私にとって、それは難事としかいえない課題でした。

「Nさんの帰還3」のエントリーでも述べたように、私は「兄」という虚飾の仮面を
被ることで、なんとか社会で生きていられるような人間です。

「聞き分けの良い子」「手間のかからない子」。それが両親が幼い私に求めた人間でした。
私は両親を失望させないよう、必死に両親の求める自分を演じ続けました。「枷」からはみ出さぬ
限り、私は咎められることもなく、家族の一員でいることが許されました。

両親の求める「私」は、「枷」となって私を捉えていました。

成長するに従い、その「枷」は変化していきました。求められるのは、「小学生」らしい私。
「中学生」らしい私。高校生以上になると、両親からの期待に加え、社会からの期待が「枷」の
構成要素に加わります。「高校生」らしい私。「大学生」らしい私。「社会人」らしい私、と。

幼い頃から両親の顔色を伺って育ってきた私にとって、社会(他人)がその時々の私にどのような
「私」であることを求めているか、察知することは容易いことでした。幸か不幸か、私には他人が求める
自分を演じるだけの能力が備わっていました。-正確には違います。他人に失望されることが怖くて、
常に追い立てられるように努力をせざるを得なかったのです。

皮肉なことに、他人を失望させないための努力は実を結びました。現在何不自由ない生活を送る
ことが出来まているのも、Yとの結婚が出来たのも、努力のおかげであることは否めません。

大きな実りの反面で、私は決定的に失った物がありました。

…それは、「自分」でした。

誰でも多少なりとも社会に迎合することはあるでしょう。
それは社会で生きる上で仕方のない妥協です。しかし私の場合、「他人の望む自分」を演じ
続けている内に、「他人の望む自分であること」が生きる意義となってしまったのです。
改めて省みると、どこにも「自分」が存在しない空虚な状態になってしまったのです。

私を構成する要素、性格や趣味など、それらは全てが周囲の誰かや社会がその時々の
私に対して求めた物で、自分が望んで得た物は数えるほどでした。誰かに私はどのような人間か?
と尋ねられても、履歴書に書くような内容しか答えられない人間になってしまっていたのです。

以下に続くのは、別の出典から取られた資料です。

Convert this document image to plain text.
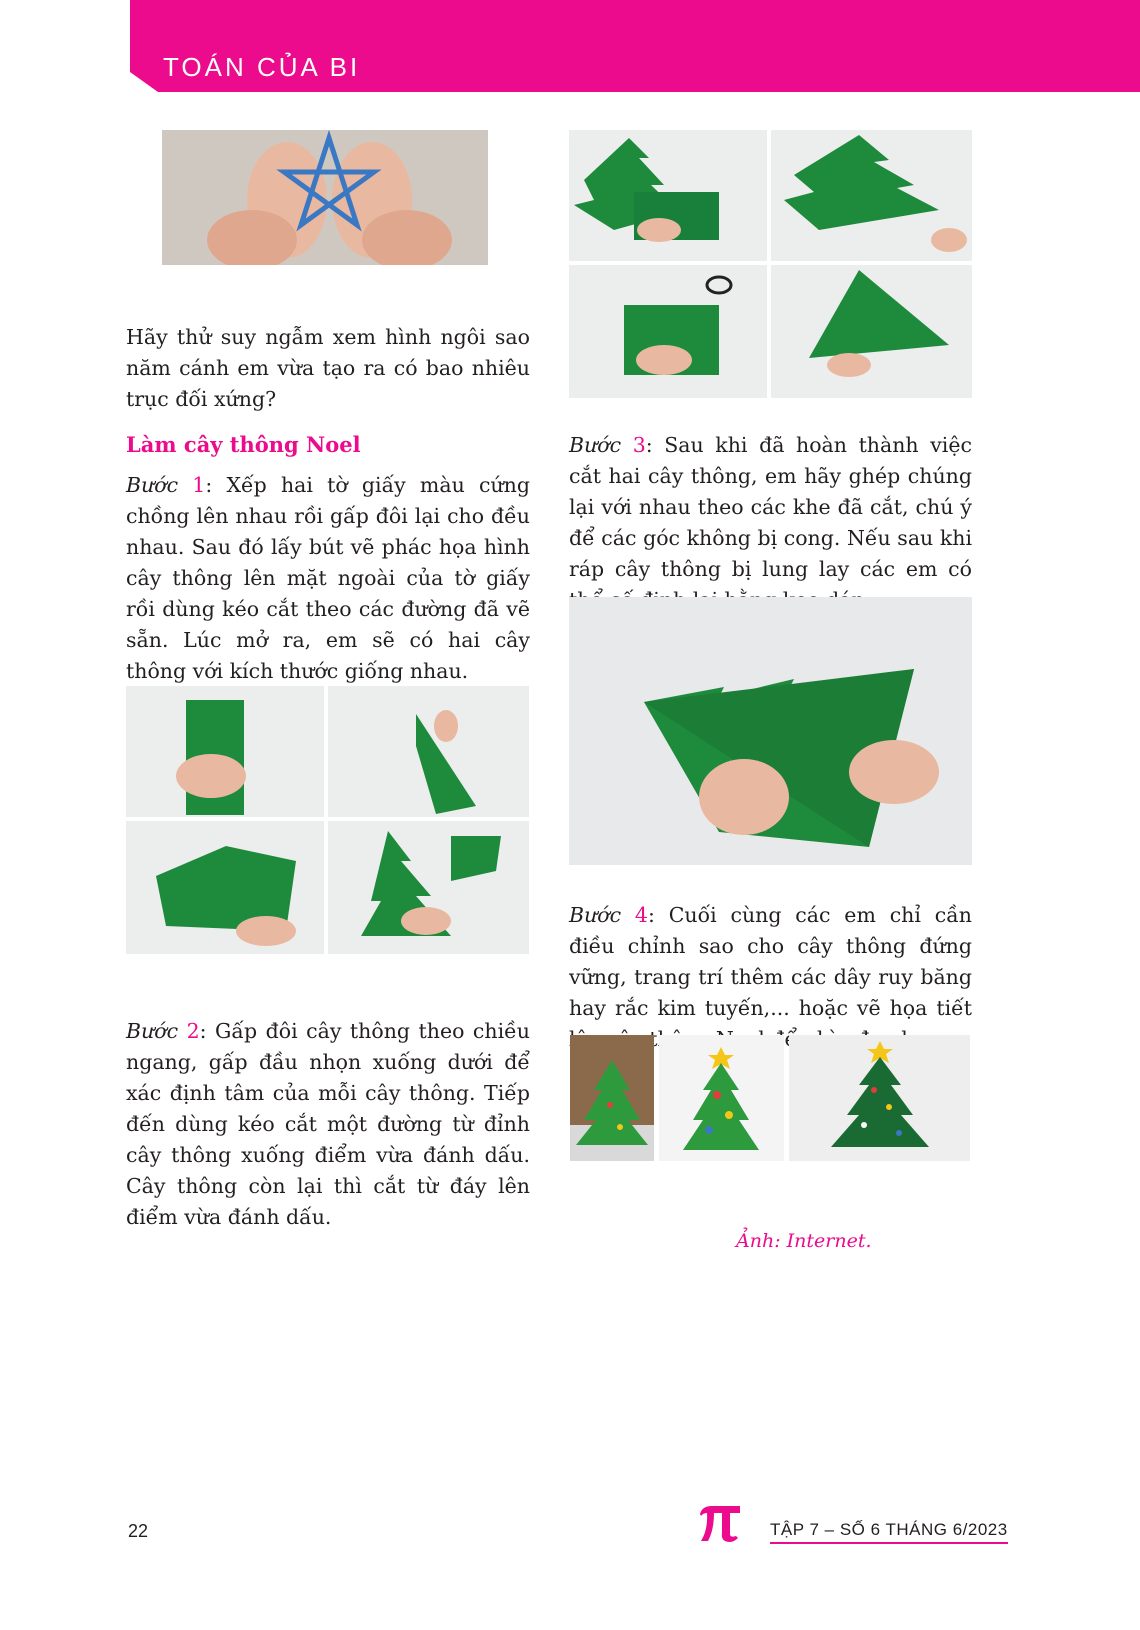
TOÁN CỦA BI

Hãy thử suy ngẫm xem hình ngôi sao năm cánh em vừa tạo ra có bao nhiêu trục đối xứng?

Làm cây thông Noel

Bước 1: Xếp hai tờ giấy màu cứng chồng lên nhau rồi gấp đôi lại cho đều nhau. Sau đó lấy bút vẽ phác họa hình cây thông lên mặt ngoài của tờ giấy rồi dùng kéo cắt theo các đường đã vẽ sẵn. Lúc mở ra, em sẽ có hai cây thông với kích thước giống nhau.

Bước 2: Gấp đôi cây thông theo chiều ngang, gấp đầu nhọn xuống dưới để xác định tâm của mỗi cây thông. Tiếp đến dùng kéo cắt một đường từ đỉnh cây thông xuống điểm vừa đánh dấu. Cây thông còn lại thì cắt từ đáy lên điểm vừa đánh dấu.

Bước 3: Sau khi đã hoàn thành việc cắt hai cây thông, em hãy ghép chúng lại với nhau theo các khe đã cắt, chú ý để các góc không bị cong. Nếu sau khi ráp cây thông bị lung lay các em có

Bước 4: Cuối cùng các em chỉ cần điều chỉnh sao cho cây thông đứng vững, trang trí thêm các dây ruy băng hay rắc kim tuyến,... hoặc vẽ họa tiết để

Ảnh: Internet.
22	TẬP 7 – SỐ 6 THÁNG 6/2023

気づけば私は「枷」に依存して、その枠内で生きることしか
出来ない、「枷を守る」が生きる意義となってしまった人間でした。

私にとって、「枷」は「枷」であると同時に、生きる指標でもあったのです。

…そう、私とYは、合わせ鏡のように良く似ていました。
私達は、「枷」に囚われ、「自分」を失った囚人だったのです。

私とY、「他人の望む自分であること」が生きる意義である私達が、
どうやって向き合えというのでしょう。

…そもそも、向き合うべき「自分」がないのです。